Kate Coyer on “Digitalpolitik” at RightsCon

June 28, 2019

CMDS Fellow Kate Coyer recently spoke at RightsCon, the world's leading event on human rights in the digital age. This year's conference took place in Tunis, and featured over 3000 participants from 120+ countries and 700+ organizations. It was the first RightsCon to take place in the MENA region and was a unique and important opportunity to bring together activists, journalists, NGOs, advocacy groups, governments and companies.

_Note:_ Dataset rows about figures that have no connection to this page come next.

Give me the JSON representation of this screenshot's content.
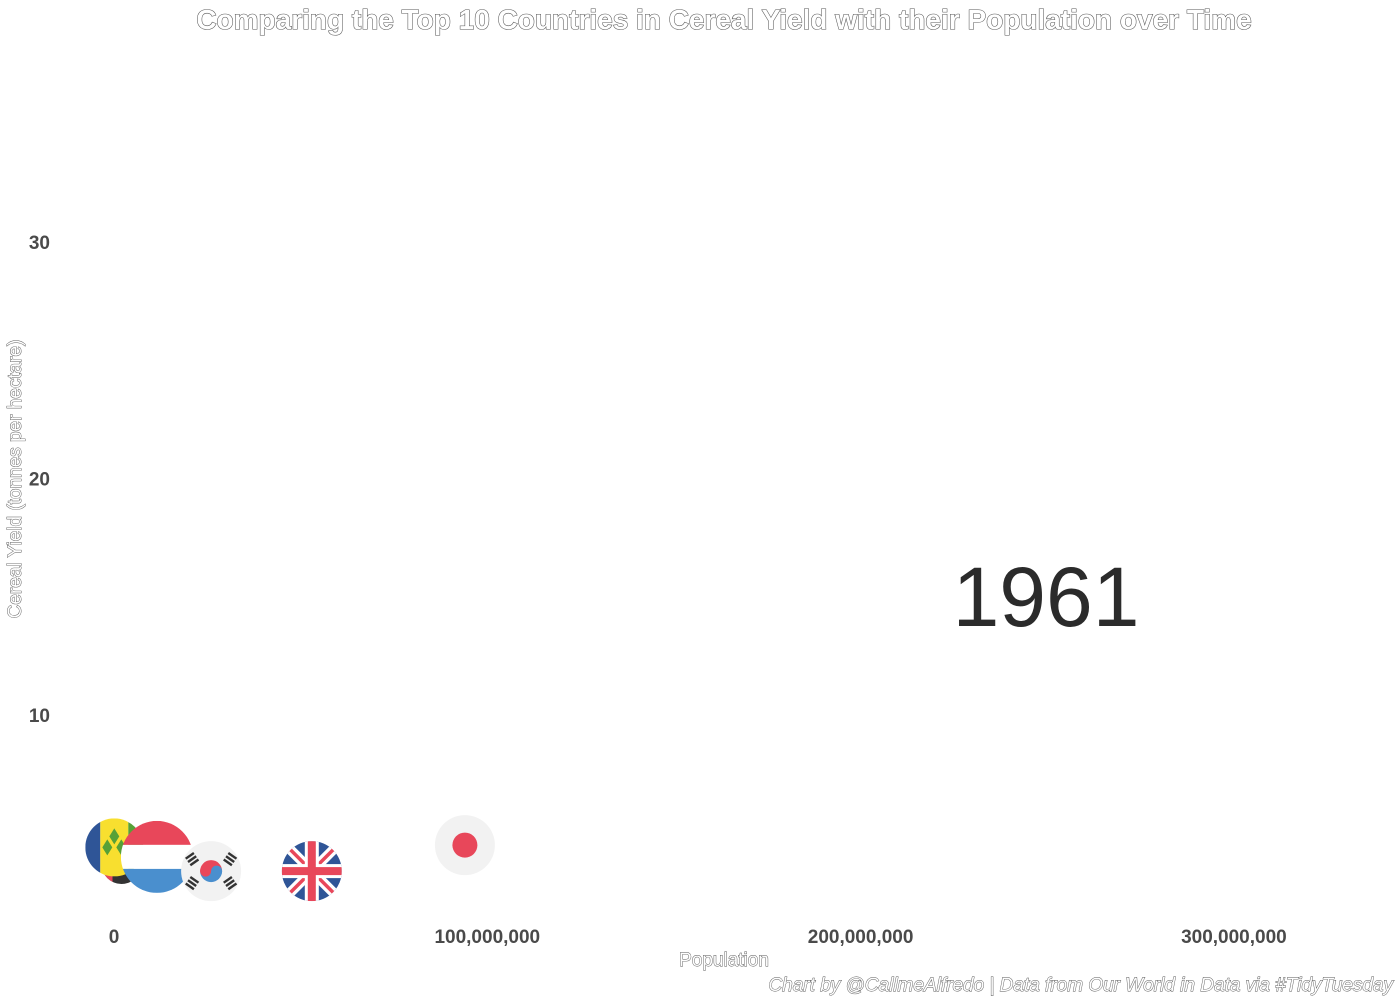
{
  "chart_data": {
    "type": "scatter",
    "title": "Comparing the Top 10 Countries in Cereal Yield with their Population over Time",
    "xlabel": "Population",
    "ylabel": "Cereal Yield (tonnes per hectare)",
    "caption": "Chart by @CallmeAlfredo | Data from Our World in Data via #TidyTuesday",
    "frame_label": "1961",
    "xlim": [
      0,
      340000000
    ],
    "ylim": [
      2,
      35
    ],
    "x_ticks": [
      {
        "value": 0,
        "label": "0"
      },
      {
        "value": 100000000,
        "label": "100,000,000"
      },
      {
        "value": 200000000,
        "label": "200,000,000"
      },
      {
        "value": 300000000,
        "label": "300,000,000"
      }
    ],
    "y_ticks": [
      {
        "value": 10,
        "label": "10"
      },
      {
        "value": 20,
        "label": "20"
      },
      {
        "value": 30,
        "label": "30"
      }
    ],
    "grid": false,
    "legend": "none",
    "points": [
      {
        "flag": "united-arab-emirates-flag",
        "x": 2000000,
        "y": 3.7
      },
      {
        "flag": "saint-vincent-and-the-grenadines-flag",
        "x": 80000,
        "y": 4.4
      },
      {
        "flag": "netherlands-flag",
        "x": 11500000,
        "y": 4.0
      },
      {
        "flag": "south-korea-flag",
        "x": 26000000,
        "y": 3.4
      },
      {
        "flag": "united-kingdom-flag",
        "x": 53000000,
        "y": 3.4
      },
      {
        "flag": "japan-flag",
        "x": 94000000,
        "y": 4.5
      }
    ],
    "colors": {
      "flag_red": "#e8475a",
      "flag_blue": "#2f5597",
      "flag_light_blue": "#4a8fce",
      "flag_yellow": "#f8df2f",
      "flag_green": "#56a137",
      "flag_white_bg": "#f2f2f2",
      "flag_black": "#333333",
      "tick_text": "#4a4a4a",
      "year_text": "#2b2b2b"
    }
  }
}
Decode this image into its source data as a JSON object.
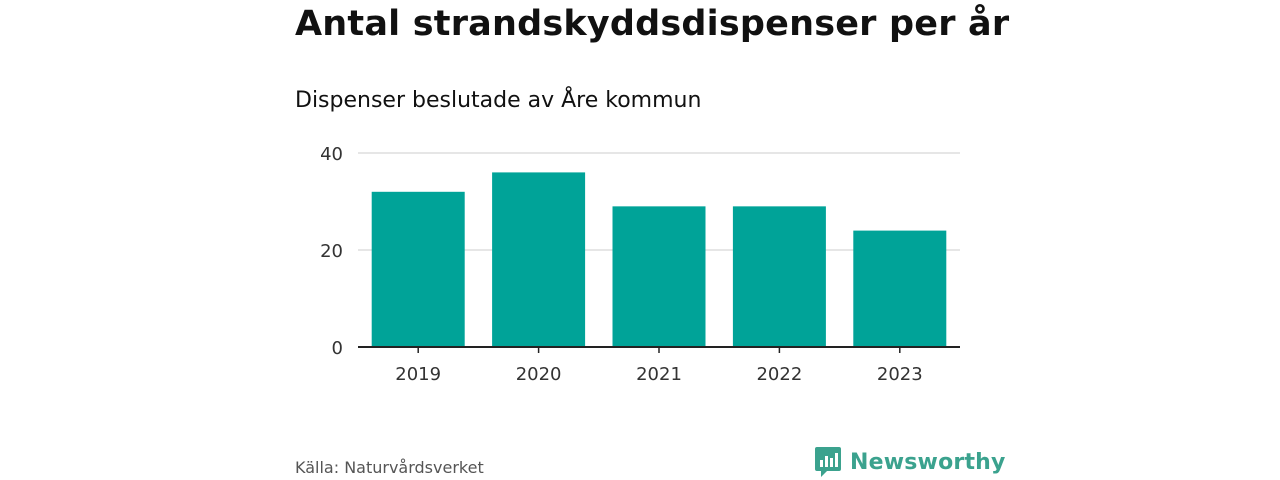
{
  "chart_data": {
    "type": "bar",
    "title": "Antal strandskyddsdispenser per år",
    "subtitle": "Dispenser beslutade av Åre kommun",
    "categories": [
      "2019",
      "2020",
      "2021",
      "2022",
      "2023"
    ],
    "values": [
      32,
      36,
      29,
      29,
      24
    ],
    "xlabel": "",
    "ylabel": "",
    "ylim": [
      0,
      40
    ],
    "yticks": [
      0,
      20,
      40
    ],
    "grid": true,
    "color": "#00a398"
  },
  "footer": {
    "source": "Källa: Naturvårdsverket",
    "brand": "Newsworthy",
    "brand_color": "#3ba28e"
  }
}
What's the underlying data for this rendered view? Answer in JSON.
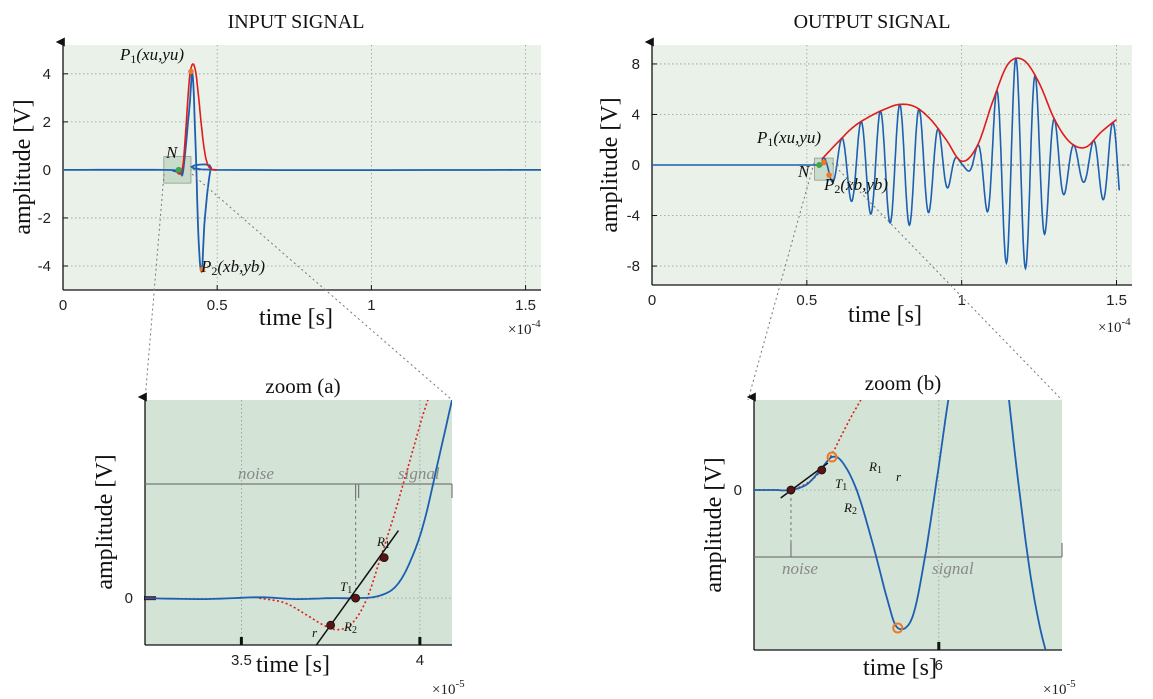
{
  "colors": {
    "signal": "#1d5fb0",
    "envelope": "#e01b1b",
    "dotted": "#e01b1b",
    "panel_bg": "#e9f1e9",
    "zoom_bg": "#d3e3d6",
    "noise_window": "#d3e3d6",
    "point_marker": "#f07820",
    "onset_marker": "#3aa84a",
    "fit_point": "#5a1414",
    "grid": "#9a9a9a"
  },
  "chart_data": [
    {
      "id": "input",
      "type": "line",
      "title": "INPUT SIGNAL",
      "xlabel": "time [s]",
      "ylabel": "amplitude [V]",
      "x_multiplier": "×10",
      "x_exponent": "-4",
      "xlim": [
        0,
        1.55
      ],
      "ylim": [
        -5,
        5.2
      ],
      "xticks": [
        0,
        0.5,
        1,
        1.5
      ],
      "xtick_labels": [
        "0",
        "0.5",
        "1",
        "1.5"
      ],
      "yticks": [
        -4,
        -2,
        0,
        2,
        4
      ],
      "ytick_labels": [
        "-4",
        "-2",
        "0",
        "2",
        "4"
      ],
      "grid": true,
      "series": [
        {
          "role": "signal",
          "x": [
            0,
            0.33,
            0.36,
            0.38,
            0.39,
            0.41,
            0.42,
            0.43,
            0.44,
            0.45,
            0.46,
            0.48,
            0.5,
            1.55
          ],
          "y": [
            0,
            0,
            -0.05,
            -0.1,
            0,
            2.6,
            4.0,
            1.0,
            -3.0,
            -4.2,
            -2.0,
            0.1,
            0,
            0
          ]
        },
        {
          "role": "envelope",
          "x": [
            0.37,
            0.38,
            0.39,
            0.4,
            0.41,
            0.42,
            0.43,
            0.44,
            0.45,
            0.46,
            0.47,
            0.48,
            0.49,
            0.5
          ],
          "y": [
            -0.1,
            -0.15,
            0.3,
            2.0,
            3.8,
            4.4,
            4.1,
            3.0,
            1.7,
            0.7,
            0.2,
            0.05,
            0,
            0
          ]
        }
      ],
      "points": [
        {
          "label": "P",
          "sub": "1",
          "coord": "(xu,yu)",
          "x": 0.415,
          "y": 4.1
        },
        {
          "label": "P",
          "sub": "2",
          "coord": "(xb,yb)",
          "x": 0.452,
          "y": -4.15
        }
      ],
      "onset": {
        "label": "N",
        "x": 0.375,
        "y": 0
      }
    },
    {
      "id": "output",
      "type": "line",
      "title": "OUTPUT SIGNAL",
      "xlabel": "time [s]",
      "ylabel": "amplitude [V]",
      "x_multiplier": "×10",
      "x_exponent": "-4",
      "xlim": [
        0,
        1.55
      ],
      "ylim": [
        -9.5,
        9.5
      ],
      "xticks": [
        0,
        0.5,
        1,
        1.5
      ],
      "xtick_labels": [
        "0",
        "0.5",
        "1",
        "1.5"
      ],
      "yticks": [
        -8,
        -4,
        0,
        4,
        8
      ],
      "ytick_labels": [
        "-8",
        "-4",
        "0",
        "4",
        "8"
      ],
      "grid": true,
      "series": [
        {
          "role": "envelope",
          "x": [
            0.55,
            0.6,
            0.65,
            0.7,
            0.75,
            0.8,
            0.85,
            0.9,
            0.95,
            1.0,
            1.05,
            1.1,
            1.15,
            1.2,
            1.25,
            1.3,
            1.35,
            1.4,
            1.45,
            1.5
          ],
          "y": [
            0.5,
            1.8,
            3.0,
            3.8,
            4.4,
            4.8,
            4.6,
            3.6,
            2.0,
            0.3,
            1.5,
            5.0,
            8.0,
            8.3,
            6.5,
            3.6,
            1.8,
            1.4,
            2.6,
            3.6
          ]
        }
      ],
      "points": [
        {
          "label": "P",
          "sub": "1",
          "coord": "(xu,yu)",
          "x": 0.555,
          "y": 0.2
        },
        {
          "label": "P",
          "sub": "2",
          "coord": "(xb,yb)",
          "x": 0.572,
          "y": -0.8
        }
      ],
      "onset": {
        "label": "N",
        "x": 0.54,
        "y": 0
      }
    },
    {
      "id": "zoom_a",
      "type": "line",
      "title": "zoom (a)",
      "xlabel": "time [s]",
      "ylabel": "amplitude [V]",
      "x_multiplier": "×10",
      "x_exponent": "-5",
      "xlim": [
        3.23,
        4.09
      ],
      "ylim": [
        -0.52,
        2.2
      ],
      "xticks": [
        3.5,
        4
      ],
      "xtick_labels": [
        "3.5",
        "4"
      ],
      "yticks": [
        0
      ],
      "ytick_labels": [
        "0"
      ],
      "zones": {
        "noise": "noise",
        "signal": "signal",
        "split_x": 3.82
      },
      "points": [
        {
          "label": "T",
          "sub": "1",
          "x": 3.82,
          "y": 0
        },
        {
          "label": "R",
          "sub": "1",
          "x": 3.9,
          "y": 0.45
        },
        {
          "label": "R",
          "sub": "2",
          "x": 3.75,
          "y": -0.3
        }
      ],
      "fit_line_label": "r"
    },
    {
      "id": "zoom_b",
      "type": "line",
      "title": "zoom (b)",
      "xlabel": "time [s]",
      "ylabel": "amplitude [V]",
      "x_multiplier": "×10",
      "x_exponent": "-5",
      "xlim": [
        5.1,
        6.6
      ],
      "ylim": [
        -1.6,
        0.9
      ],
      "xticks": [
        6
      ],
      "xtick_labels": [
        "6"
      ],
      "yticks": [
        0
      ],
      "ytick_labels": [
        "0"
      ],
      "zones": {
        "noise": "noise",
        "signal": "signal",
        "split_x": 5.28
      },
      "points": [
        {
          "label": "T",
          "sub": "1",
          "x": 5.28,
          "y": 0
        },
        {
          "label": "R",
          "sub": "1",
          "x": 5.43,
          "y": 0.2
        },
        {
          "label": "R",
          "sub": "2",
          "x": 5.28,
          "y": -0.1
        }
      ],
      "fit_line_label": "r"
    }
  ],
  "zoom_box_labels": {
    "input": "N",
    "output": "N"
  }
}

Kate spoke on a panel session entitled #DigitalPolitik and the Internet's Warring States Period. The panel was organized by Sean McDonald, Principal at Digital Public and CEO of Frontline SMS, and also included with Rohinton Medhora, President of the Centre for International Governance Innovation and David Mark, Advisor for the OSCE Office for Democratic Institutions and Human Rights. The panel dug deep into questions around the fragmentation of the internet and what that means for state relations. Governments, in particular, are using their influence to shape the ways that digital companies, markets, and rights connect us online. This new form of realpolitik, or “digitalpolitik,” is an emerging tactical playbook for how governments use their political, regulatory, military, and commercial powers to project influence in global, digital markets. The session launched a conversation on identifying, categorizing, and tracking the strategies and tactics, and their divergence, among the world's most influential digital actors.

Kate spoke as part of her VOX-Pol research problematizing the ways in which governments often use violent extremism to justify cybersecurity and internet controls with concerning implications for free expression.